玉置泰子(以下、玉置):私が働いているのは、大阪市西区にある「サンコーインダストリー株式会社」というねじの専門商社です。総務部長付課長をしていて、経理事務やTQC(品質管理)活動事務局の運営を担当しています。今年で勤続66年になりました。平日の午前9時半から午後5時半まで、今もフルタイムで働いています。
―どんな経緯で、ギネス世界記録に認定されたのでしょうか?
玉置:総務係長から「課長の年齢で働いている人は少ないから、ギネス世界記録に申請してみたらどうですか?」と勧められたんです。申請書類に必要な情報は係長が書き込んでくれました。申請はしてみたものの、まさか認定されるとは思っていませんでした。

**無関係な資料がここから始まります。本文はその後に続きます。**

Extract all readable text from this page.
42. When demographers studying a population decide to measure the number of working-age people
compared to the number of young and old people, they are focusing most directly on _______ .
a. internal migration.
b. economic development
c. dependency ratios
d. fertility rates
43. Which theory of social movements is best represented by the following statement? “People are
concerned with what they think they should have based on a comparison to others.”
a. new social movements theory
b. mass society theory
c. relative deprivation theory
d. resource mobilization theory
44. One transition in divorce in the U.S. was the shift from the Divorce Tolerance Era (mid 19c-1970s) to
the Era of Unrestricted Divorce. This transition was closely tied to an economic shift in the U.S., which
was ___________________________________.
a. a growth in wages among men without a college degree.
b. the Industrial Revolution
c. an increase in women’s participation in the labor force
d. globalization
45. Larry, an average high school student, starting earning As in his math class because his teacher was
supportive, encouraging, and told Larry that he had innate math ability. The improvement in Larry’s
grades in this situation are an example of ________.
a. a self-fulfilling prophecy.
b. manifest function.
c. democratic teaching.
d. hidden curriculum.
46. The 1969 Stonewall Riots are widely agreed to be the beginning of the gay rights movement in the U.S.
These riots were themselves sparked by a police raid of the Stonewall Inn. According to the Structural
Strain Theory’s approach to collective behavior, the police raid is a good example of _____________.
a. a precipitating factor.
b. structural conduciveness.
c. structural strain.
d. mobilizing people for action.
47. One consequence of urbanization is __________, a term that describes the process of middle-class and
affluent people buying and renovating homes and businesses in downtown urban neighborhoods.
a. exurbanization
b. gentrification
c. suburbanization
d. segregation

申請から少し時間がたっても、何の音沙汰もなかったんです。係長からも「きっと、だめだったんでしょうね。そう思っておいてくださいね」と言われていてので、そのまますっかり忘れていたんです。
するとある日、急に係長から「課長すみません、制服に着替えて来てください」と言われたんですよね。行ってみたら、たくさんの報道陣がいらしていて、最初は会社の新商品が話題になったのかなと思っていました。すると、「課長の写真を撮ります」と言われて、自分がギネス世界記録に認定されたことがわかったんですよ。
―サプライズの認定会見だったんですね!
玉置:実は、係長は事前に知っていて、私を驚かせようとして黙っていたようなんです。
まず原理原則を知ることが大切
―会社にパソコンが導入されたとき、玉置さんは51歳だったそうですね。「こんなにいいものはない!」と思って、毎日ワクワクしながら働かれていたというエピソードにも驚きました。「パソコンは若い人に任せよう」と思ってもおかしくない年齢だと思ったからです。

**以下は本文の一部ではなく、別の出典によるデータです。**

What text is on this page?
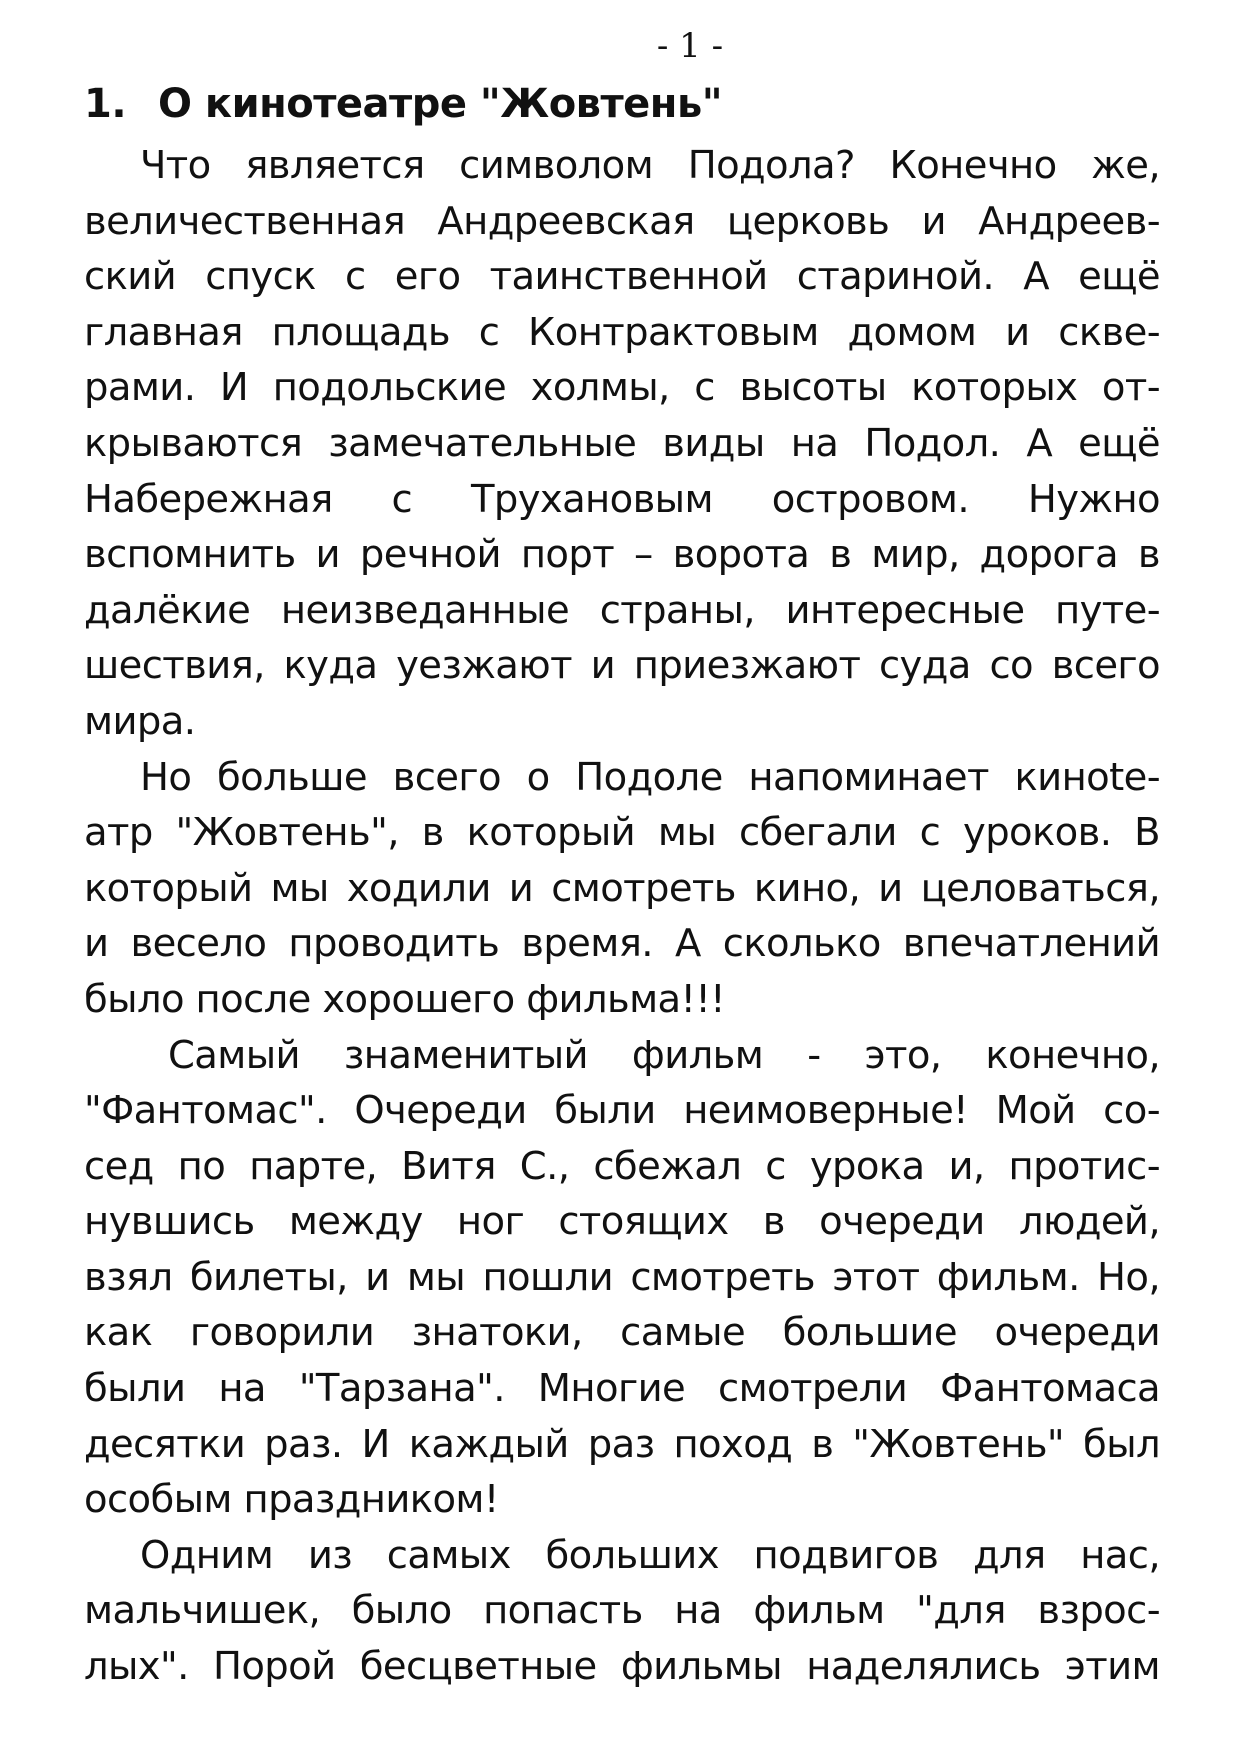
- 1 -
1. О кинотеатре "Жовтень"

Что является символом Подола? Конечно же,
величественная Андреевская церковь и Андреев-
ский спуск с его таинственной стариной. А ещё
главная площадь с Контрактовым домом и скве-
рами. И подольские холмы, с высоты которых от-
крываются замечательные виды на Подол. А ещё
Набережная с Трухановым островом. Нужно
вспомнить и речной порт – ворота в мир, дорога в
далёкие неизведанные страны, интересные путе-
шествия, куда уезжают и приезжают суда со всего
мира.

Но больше всего о Подоле напоминает кинote-
атр "Жовтень", в который мы сбегали с уроков. В
который мы ходили и смотреть кино, и целоваться,
и весело проводить время. А сколько впечатлений
было после хорошего фильма!!!

Самый знаменитый фильм - это, конечно,
"Фантомас". Очереди были неимоверные! Мой со-
сед по парте, Витя С., сбежал с урока и, протис-
нувшись между ног стоящих в очереди людей,
взял билеты, и мы пошли смотреть этот фильм. Но,
как говорили знатоки, самые большие очереди
были на "Тарзана". Многие смотрели Фантомаса
десятки раз. И каждый раз поход в "Жовтень" был
особым праздником!

Одним из самых больших подвигов для нас,
мальчишек, было попасть на фильм "для взрос-
лых". Порой бесцветные фильмы наделялись этим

玉置:うちの会社にパソコンが導入されたのは1981年のことでした。現会長の奥山泰弘が二代目の社長だった頃です。現会長が情報工学の先生と親しくなり、私が担当していた経理事務や在庫管理は電子化に向いていると知ったことで、パソコンの導入を考えたそうです。
情報工学を6年も学び、うちの会社の場合、どのように導入するべきかをしっかりと考えてくれました。私たちも社員も、パソコン導入の前に、パソコンは何に使うもので、どう役立つかを情報工学の先生に教えてもらいました。

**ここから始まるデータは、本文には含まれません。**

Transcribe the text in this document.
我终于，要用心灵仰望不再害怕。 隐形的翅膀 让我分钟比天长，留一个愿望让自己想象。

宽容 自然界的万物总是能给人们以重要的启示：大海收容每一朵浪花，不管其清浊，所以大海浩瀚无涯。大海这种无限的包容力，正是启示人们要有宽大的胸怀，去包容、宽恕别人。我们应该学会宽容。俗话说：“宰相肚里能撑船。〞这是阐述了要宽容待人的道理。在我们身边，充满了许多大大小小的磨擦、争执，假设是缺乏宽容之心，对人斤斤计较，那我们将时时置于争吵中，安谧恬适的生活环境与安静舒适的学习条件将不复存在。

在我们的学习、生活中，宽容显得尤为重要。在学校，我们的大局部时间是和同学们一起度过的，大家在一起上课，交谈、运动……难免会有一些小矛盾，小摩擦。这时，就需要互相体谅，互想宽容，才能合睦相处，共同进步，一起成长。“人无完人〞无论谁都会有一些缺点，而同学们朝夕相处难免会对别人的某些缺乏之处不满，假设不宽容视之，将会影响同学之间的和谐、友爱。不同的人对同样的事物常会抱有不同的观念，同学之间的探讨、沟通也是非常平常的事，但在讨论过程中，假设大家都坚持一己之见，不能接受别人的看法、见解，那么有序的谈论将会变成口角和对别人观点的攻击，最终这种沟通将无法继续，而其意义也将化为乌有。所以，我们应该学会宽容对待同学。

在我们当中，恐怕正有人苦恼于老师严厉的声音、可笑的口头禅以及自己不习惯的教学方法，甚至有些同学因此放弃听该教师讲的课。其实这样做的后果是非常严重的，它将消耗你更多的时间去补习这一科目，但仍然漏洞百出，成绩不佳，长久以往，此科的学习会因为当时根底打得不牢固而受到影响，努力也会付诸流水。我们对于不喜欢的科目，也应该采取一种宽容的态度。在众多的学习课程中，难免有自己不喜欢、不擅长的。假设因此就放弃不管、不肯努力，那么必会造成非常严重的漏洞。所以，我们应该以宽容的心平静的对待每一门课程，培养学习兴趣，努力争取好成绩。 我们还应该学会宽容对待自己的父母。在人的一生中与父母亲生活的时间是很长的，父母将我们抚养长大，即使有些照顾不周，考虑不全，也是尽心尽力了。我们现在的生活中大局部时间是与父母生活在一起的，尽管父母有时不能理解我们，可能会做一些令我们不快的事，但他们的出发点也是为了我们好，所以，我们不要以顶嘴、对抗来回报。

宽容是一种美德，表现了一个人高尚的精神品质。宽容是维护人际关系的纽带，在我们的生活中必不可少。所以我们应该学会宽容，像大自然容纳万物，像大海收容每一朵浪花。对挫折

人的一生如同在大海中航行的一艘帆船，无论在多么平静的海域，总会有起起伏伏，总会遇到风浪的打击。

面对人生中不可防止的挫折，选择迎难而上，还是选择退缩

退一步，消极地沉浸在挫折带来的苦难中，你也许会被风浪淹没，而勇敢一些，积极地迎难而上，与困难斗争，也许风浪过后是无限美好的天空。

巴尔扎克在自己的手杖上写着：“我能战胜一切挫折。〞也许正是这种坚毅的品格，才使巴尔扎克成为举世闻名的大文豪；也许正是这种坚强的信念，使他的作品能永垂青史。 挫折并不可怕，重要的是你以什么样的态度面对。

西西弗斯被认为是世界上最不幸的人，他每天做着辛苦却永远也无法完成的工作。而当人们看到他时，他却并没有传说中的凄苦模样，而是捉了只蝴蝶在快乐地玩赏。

その中で、「パソコンを利用すると、手書きの台帳を運用することで起きていた転記や合算のミスが減る」と教えてもらい、「こんなにいいものはない!」と興味を抱いたんです。こんなふうに、まったく新しいことを知るときは、まず原理原則を知ることが大事だと思っています。
―新たなことを学ぶのに抵抗感がある人は、どのように役立つか、どんな仕組みかの原理原則を理解すると苦手意識がなくなるかもしれないですね。
玉置:そうですね。私はわからないことがあるときは、まず詳しい人や専門の人に聞きます。でも、自分で調べるのも好きなので、手元にはいつもなにかしらの入門書を置いているんです。
入門書でわからないときは、インターネットで質問してみたりして、いよいよわからなくなったら、まわりの社員に「助けて~」と頼ったりしています。70歳くらいの年下の社員とも普段からコミュニケーションを取っているから、気軽に相談できます。
92歳、エクセルやパワポも使いこなす
―入門書を読まれるんですね。年齢を重ねると新しいことへの苦手意識が出てくることもあると思います。なぜ、玉置さんは新たなものを積極的に取り入れられるのでしょうか?
玉置:私はもともと好奇心が旺盛なので、見ているだけ、聞いているだけでは気が収まらないんです。年齢を重ねても、新しいものに触れてみたい、自分でやってみたいタイプなんですよね。
パソコン導入当時は、ほかの社員もパソコンを使ったことがなく、みんながゼロからのスタートだったので、同じ船に乗っている安心感もありました。
導入したパソコンをつくっているメーカーのSEさんの言っていた言葉が今でも印象に残っています。「コンピュータは便利だけど、ゴミを入れてしまったらゴミしか出ません。正確なデータを入れておくから、正確な答えを出せるんですよ」って。
―正確なデータを入れなければ! という意識になりそうですね。原理原則を知っておくことが大切という意味がわかります。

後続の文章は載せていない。